American Cable Association President and CEO Matthew M. Polka issued the following statement on Oct. 5 regarding the need to update the 1992 Cable Act to provide consumers with more choice and competition:
"Although today marks the 20th anniversary of the 1992 Cable Act, it is hardly a cause for celebration. Government-granted retransmission consent rights are repeatedly abused by broadcasters to lay down ‘blackmail or blackout' ultimatums, usually timed to coincide with marquee sporting or cultural events to maximize their leverage over pay-TV providers.
"Look no further than today's headlines: Gannett TV is threating to pull 19 stations and access to weekend National Football League games from Dish Network if the broadcaster can't get its 300% rate hike by Oct. 7. Small pay-TV providers represented by ACA are familiar with these kinds of anti-competitive threats but do not have the local market penetration of a national satellite TV distributor to persuade a hyper-aggressive, government-protected TV station group like Gannett to moderate its demands.
"The cost of free TV has never been higher.
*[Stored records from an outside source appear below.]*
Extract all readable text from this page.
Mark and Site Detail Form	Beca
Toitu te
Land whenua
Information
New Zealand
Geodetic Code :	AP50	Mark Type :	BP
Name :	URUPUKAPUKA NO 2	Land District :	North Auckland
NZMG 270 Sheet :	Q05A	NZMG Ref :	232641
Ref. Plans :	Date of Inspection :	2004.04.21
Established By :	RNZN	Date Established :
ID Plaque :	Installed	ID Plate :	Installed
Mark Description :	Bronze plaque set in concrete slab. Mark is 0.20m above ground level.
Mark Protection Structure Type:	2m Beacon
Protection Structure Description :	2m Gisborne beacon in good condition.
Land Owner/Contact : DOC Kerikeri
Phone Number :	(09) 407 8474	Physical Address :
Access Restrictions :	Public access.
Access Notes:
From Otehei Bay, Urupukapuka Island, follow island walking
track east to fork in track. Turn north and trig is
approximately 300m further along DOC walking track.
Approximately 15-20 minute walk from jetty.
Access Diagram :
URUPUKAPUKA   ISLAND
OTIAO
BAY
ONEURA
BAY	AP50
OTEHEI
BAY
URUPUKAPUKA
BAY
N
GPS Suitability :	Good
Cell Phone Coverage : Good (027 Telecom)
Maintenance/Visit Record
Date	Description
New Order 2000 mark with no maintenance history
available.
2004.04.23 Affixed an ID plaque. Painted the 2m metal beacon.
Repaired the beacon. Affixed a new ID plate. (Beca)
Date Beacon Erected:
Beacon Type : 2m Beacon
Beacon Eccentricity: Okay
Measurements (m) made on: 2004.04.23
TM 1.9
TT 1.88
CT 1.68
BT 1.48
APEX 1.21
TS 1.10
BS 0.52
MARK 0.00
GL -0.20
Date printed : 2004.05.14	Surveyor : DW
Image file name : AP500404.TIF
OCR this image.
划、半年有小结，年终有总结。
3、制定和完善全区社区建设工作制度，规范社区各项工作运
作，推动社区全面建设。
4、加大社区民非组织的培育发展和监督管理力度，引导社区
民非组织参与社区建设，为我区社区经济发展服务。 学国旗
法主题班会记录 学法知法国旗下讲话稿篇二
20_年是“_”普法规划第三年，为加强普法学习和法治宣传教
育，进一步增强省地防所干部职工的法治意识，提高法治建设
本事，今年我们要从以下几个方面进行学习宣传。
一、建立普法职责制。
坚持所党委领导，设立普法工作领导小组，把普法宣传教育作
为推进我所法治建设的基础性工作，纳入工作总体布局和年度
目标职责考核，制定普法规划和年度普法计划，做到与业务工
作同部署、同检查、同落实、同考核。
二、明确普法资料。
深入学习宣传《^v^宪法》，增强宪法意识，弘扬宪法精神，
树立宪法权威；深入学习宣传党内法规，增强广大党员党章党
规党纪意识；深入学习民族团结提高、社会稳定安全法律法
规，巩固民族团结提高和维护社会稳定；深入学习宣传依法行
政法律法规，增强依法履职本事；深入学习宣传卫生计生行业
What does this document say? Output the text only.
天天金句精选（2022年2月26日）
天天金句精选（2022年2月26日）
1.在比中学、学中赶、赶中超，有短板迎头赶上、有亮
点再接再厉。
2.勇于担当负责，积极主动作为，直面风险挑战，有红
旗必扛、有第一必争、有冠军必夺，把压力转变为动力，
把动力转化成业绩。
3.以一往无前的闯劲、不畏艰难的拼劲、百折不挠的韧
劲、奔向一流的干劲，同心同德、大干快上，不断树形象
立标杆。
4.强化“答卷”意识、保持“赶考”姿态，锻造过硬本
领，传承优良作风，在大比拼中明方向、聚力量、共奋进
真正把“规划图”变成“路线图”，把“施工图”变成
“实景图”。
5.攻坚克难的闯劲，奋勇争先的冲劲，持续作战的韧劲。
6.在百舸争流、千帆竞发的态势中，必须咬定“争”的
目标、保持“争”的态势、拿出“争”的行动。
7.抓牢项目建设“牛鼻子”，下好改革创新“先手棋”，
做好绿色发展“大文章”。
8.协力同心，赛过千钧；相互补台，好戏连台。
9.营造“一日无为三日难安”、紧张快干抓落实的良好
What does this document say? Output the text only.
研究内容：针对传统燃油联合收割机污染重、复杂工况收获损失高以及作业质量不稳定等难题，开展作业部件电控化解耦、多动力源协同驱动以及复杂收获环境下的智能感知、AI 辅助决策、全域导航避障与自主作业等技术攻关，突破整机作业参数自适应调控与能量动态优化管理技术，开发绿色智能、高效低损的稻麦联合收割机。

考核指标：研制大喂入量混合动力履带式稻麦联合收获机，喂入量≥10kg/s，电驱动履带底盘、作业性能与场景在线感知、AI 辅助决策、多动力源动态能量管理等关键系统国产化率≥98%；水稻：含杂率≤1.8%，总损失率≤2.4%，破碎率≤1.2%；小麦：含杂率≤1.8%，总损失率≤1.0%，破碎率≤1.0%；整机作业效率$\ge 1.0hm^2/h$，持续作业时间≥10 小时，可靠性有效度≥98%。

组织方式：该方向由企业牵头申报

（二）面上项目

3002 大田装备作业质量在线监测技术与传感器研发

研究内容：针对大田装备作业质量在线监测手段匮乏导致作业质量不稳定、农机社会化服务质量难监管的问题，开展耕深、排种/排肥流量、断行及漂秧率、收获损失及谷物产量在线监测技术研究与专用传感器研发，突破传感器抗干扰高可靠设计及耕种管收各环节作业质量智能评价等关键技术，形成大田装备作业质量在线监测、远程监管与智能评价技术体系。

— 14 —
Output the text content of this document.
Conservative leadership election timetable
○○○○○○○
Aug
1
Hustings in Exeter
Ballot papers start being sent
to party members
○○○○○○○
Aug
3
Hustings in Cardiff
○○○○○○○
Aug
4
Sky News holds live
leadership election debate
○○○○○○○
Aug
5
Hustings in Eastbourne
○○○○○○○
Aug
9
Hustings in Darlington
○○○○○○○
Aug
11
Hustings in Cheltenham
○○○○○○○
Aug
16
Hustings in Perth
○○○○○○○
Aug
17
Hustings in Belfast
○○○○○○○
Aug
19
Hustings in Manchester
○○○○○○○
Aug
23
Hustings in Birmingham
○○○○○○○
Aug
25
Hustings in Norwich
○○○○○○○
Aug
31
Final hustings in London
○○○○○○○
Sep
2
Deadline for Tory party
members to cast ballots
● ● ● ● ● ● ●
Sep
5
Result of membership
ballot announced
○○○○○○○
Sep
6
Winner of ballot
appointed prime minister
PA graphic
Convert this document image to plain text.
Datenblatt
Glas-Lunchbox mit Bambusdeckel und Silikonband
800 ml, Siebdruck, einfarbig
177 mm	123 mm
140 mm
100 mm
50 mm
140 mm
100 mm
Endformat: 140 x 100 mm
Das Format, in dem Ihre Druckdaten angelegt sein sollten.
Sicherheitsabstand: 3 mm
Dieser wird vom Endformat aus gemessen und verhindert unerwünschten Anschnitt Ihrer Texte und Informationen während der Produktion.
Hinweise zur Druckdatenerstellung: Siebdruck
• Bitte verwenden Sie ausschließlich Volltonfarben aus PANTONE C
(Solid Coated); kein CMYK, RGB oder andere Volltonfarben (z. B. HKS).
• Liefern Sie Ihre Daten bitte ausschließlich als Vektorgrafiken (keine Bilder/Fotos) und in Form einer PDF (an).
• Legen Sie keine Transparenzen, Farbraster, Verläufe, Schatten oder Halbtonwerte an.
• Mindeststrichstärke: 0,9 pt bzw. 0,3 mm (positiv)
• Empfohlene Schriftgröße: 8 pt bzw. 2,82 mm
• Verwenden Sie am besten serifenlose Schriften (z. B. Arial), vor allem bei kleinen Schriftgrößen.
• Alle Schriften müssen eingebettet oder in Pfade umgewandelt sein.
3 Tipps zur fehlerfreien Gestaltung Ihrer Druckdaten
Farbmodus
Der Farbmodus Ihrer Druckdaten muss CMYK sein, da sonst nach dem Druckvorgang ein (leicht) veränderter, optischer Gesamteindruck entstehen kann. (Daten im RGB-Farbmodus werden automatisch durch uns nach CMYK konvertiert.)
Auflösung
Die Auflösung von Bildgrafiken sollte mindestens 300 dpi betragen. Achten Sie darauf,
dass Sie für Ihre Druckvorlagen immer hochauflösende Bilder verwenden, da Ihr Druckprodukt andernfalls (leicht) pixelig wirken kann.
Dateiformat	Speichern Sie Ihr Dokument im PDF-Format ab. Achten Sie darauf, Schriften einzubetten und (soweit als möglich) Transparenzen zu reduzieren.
The price will continue to soar if lawmakers on Capitol Hill fail to recognize that parts of the 1992 Cable Act need reform. Until the 1992 law is modernized, broadcasters will continue to punish consumers with skyrocketing TV bills and a record number of TV station blackouts.
"ACA believes the status quo is unacceptable because broadcast signal carriage rules codified in 1992 are antiquated and have escaped reform for far too long. These rules do not reflect the realities of pay-TV competition today or the impact of pervasive consolidation in the broadcast industry."